Jonas Kluppel, gerente da Primus Ipanema Agropecuária, também compartilhou sua trajetória. O início do plantio ocorreu em 2016, em áreas experimentais de pequena extensão, em parceria com a Embrapa para identificar cultivares adaptadas ao ambiente local. “A estratégia adotada inclui a rotação de culturas entre milho e soja, o uso de esterco de confinamento para fertilização e o consórcio de milho com braquiária para formação de palhada e melhoria da estrutura do solo”, explicou. Segundo Jonas, a proximidade do Porto do Açu trouxe uma redução expressiva nos custos logísticos: “O envio da produção ao Porto de Santos gerava um custo de aproximadamente R$ 18 por saca. Para o Porto do Açu, esse custo caiu para cerca de R$ 3,80”. Entretanto, Jonas também mencionou os entraves para expansão da produção: “O maior desafio é o investimento elevado em maquinário, que no estado ainda não conta com estrutura de locação ou terceirização. Políticas públicas específicas para financiamento e apoio à mecanização seriam essenciais para fomentar ainda mais a produção”.

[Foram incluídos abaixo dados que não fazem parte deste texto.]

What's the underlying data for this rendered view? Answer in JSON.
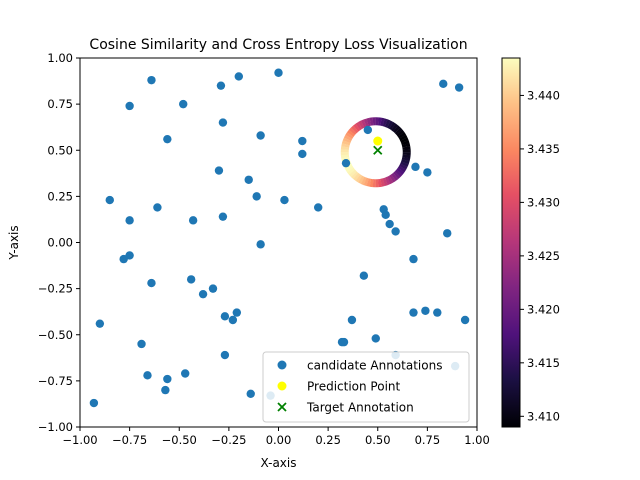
{
  "chart_data": {
    "type": "scatter",
    "title": "Cosine Similarity and Cross Entropy Loss Visualization",
    "xlabel": "X-axis",
    "ylabel": "Y-axis",
    "xlim": [
      -1.0,
      1.0
    ],
    "ylim": [
      -1.0,
      1.0
    ],
    "x_ticks": [
      -1.0,
      -0.75,
      -0.5,
      -0.25,
      0.0,
      0.25,
      0.5,
      0.75,
      1.0
    ],
    "y_ticks": [
      -1.0,
      -0.75,
      -0.5,
      -0.25,
      0.0,
      0.25,
      0.5,
      0.75,
      1.0
    ],
    "x_tick_labels": [
      "−1.00",
      "−0.75",
      "−0.50",
      "−0.25",
      "0.00",
      "0.25",
      "0.50",
      "0.75",
      "1.00"
    ],
    "y_tick_labels": [
      "−1.00",
      "−0.75",
      "−0.50",
      "−0.25",
      "0.00",
      "0.25",
      "0.50",
      "0.75",
      "1.00"
    ],
    "grid": false,
    "legend_position": "lower-right",
    "series": [
      {
        "name": "candidate Annotations",
        "marker": "circle",
        "color": "#1f77b4",
        "points": [
          [
            -0.64,
            0.88
          ],
          [
            -0.29,
            0.85
          ],
          [
            -0.2,
            0.9
          ],
          [
            0.0,
            0.92
          ],
          [
            0.83,
            0.86
          ],
          [
            0.91,
            0.84
          ],
          [
            -0.75,
            0.74
          ],
          [
            -0.48,
            0.75
          ],
          [
            -0.28,
            0.65
          ],
          [
            -0.56,
            0.56
          ],
          [
            -0.09,
            0.58
          ],
          [
            0.12,
            0.55
          ],
          [
            0.12,
            0.48
          ],
          [
            0.45,
            0.61
          ],
          [
            0.34,
            0.43
          ],
          [
            0.69,
            0.41
          ],
          [
            0.75,
            0.38
          ],
          [
            -0.3,
            0.39
          ],
          [
            -0.15,
            0.34
          ],
          [
            -0.85,
            0.23
          ],
          [
            -0.11,
            0.25
          ],
          [
            0.03,
            0.23
          ],
          [
            0.2,
            0.19
          ],
          [
            -0.61,
            0.19
          ],
          [
            -0.75,
            0.12
          ],
          [
            -0.43,
            0.12
          ],
          [
            -0.28,
            0.14
          ],
          [
            0.53,
            0.18
          ],
          [
            0.54,
            0.15
          ],
          [
            0.56,
            0.1
          ],
          [
            0.59,
            0.06
          ],
          [
            0.85,
            0.05
          ],
          [
            -0.09,
            -0.01
          ],
          [
            -0.75,
            -0.07
          ],
          [
            -0.78,
            -0.09
          ],
          [
            0.68,
            -0.09
          ],
          [
            0.43,
            -0.18
          ],
          [
            -0.44,
            -0.2
          ],
          [
            -0.64,
            -0.22
          ],
          [
            -0.33,
            -0.25
          ],
          [
            -0.38,
            -0.28
          ],
          [
            -0.21,
            -0.38
          ],
          [
            0.68,
            -0.38
          ],
          [
            0.74,
            -0.37
          ],
          [
            0.8,
            -0.38
          ],
          [
            -0.27,
            -0.4
          ],
          [
            -0.23,
            -0.42
          ],
          [
            0.37,
            -0.42
          ],
          [
            0.94,
            -0.42
          ],
          [
            -0.9,
            -0.44
          ],
          [
            0.49,
            -0.52
          ],
          [
            0.32,
            -0.54
          ],
          [
            0.33,
            -0.54
          ],
          [
            -0.69,
            -0.55
          ],
          [
            -0.27,
            -0.61
          ],
          [
            0.59,
            -0.61
          ],
          [
            -0.47,
            -0.71
          ],
          [
            -0.66,
            -0.72
          ],
          [
            -0.56,
            -0.74
          ],
          [
            -0.57,
            -0.8
          ],
          [
            -0.14,
            -0.82
          ],
          [
            -0.04,
            -0.83
          ],
          [
            -0.93,
            -0.87
          ],
          [
            0.89,
            -0.67
          ]
        ]
      },
      {
        "name": "Prediction Point",
        "marker": "circle",
        "color": "#ffff00",
        "points": [
          [
            0.5,
            0.55
          ]
        ]
      },
      {
        "name": "Target Annotation",
        "marker": "x",
        "color": "#008000",
        "points": [
          [
            0.5,
            0.5
          ]
        ]
      }
    ],
    "ring": {
      "center": [
        0.5,
        0.5
      ],
      "colormap": "magma"
    },
    "colorbar": {
      "colormap": "magma",
      "range": [
        3.409,
        3.4435
      ],
      "ticks": [
        3.41,
        3.415,
        3.42,
        3.425,
        3.43,
        3.435,
        3.44
      ],
      "tick_labels": [
        "3.410",
        "3.415",
        "3.420",
        "3.425",
        "3.430",
        "3.435",
        "3.440"
      ]
    }
  }
}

A história da soja em Campos: pesquisas e avanços

Zoneamento Agrícola facilita acesso a crédito e impulsiona cultivo
Os produtores fluminenses agora contam com um importante instrumento: o Zoneamento Agrícola de Risco Climático (Zarc) da soja. Com ele, podem acessar recursos do Plano Safra, além de outras linhas de crédito agrícola. Assinado em outubro e em vigor desde 1º de novembro de 2023, o Zarc foi fruto de um estudo envolvendo a Secretaria Estadual de Desenvolvimento Econômico, Indústria, Comércio e Serviços (SEDEICS), a Secretaria Estadual de Agricultura, Pecuária e Abastecimento (SEAPA), o Ministério da Agricultura e Pecuária (MAPA), a Embrapa, a Emater-Rio, a Pesagro-Rio, prefeituras e produtores locais.
O Zoneamento Agrícola identifica os melhores períodos de plantio a partir da análise de fatores como tipo de solo e volume de chuva, minimizando riscos climáticos e garantindo maior produtividade. Desenvolvido pela Rede de Pesquisa Zarc da Embrapa - em parceria com o MAPA, Banco Central e Fundação Faped, o sistema existe desde 1996. “O Zarc é uma ferramenta essencial, tanto para os produtores quanto para financiadores. Sem ele, os bancos teriam grande receio de liberar crédito agrícola devido aos riscos. Com o Zarc, o risco é reduzido e o produtor acessa recursos públicos de forma mais facilitada”, explica Jerri Zili, pesquisador da Embrapa Agrobiologia.
Atualmente, o acesso ao Zarc pode ser feito pelo aplicativo Plantio Certo, disponível gratuitamente. Pelo app, o produtor escolhe o município e verifica, de forma detalhada, as condições ideais para o plantio.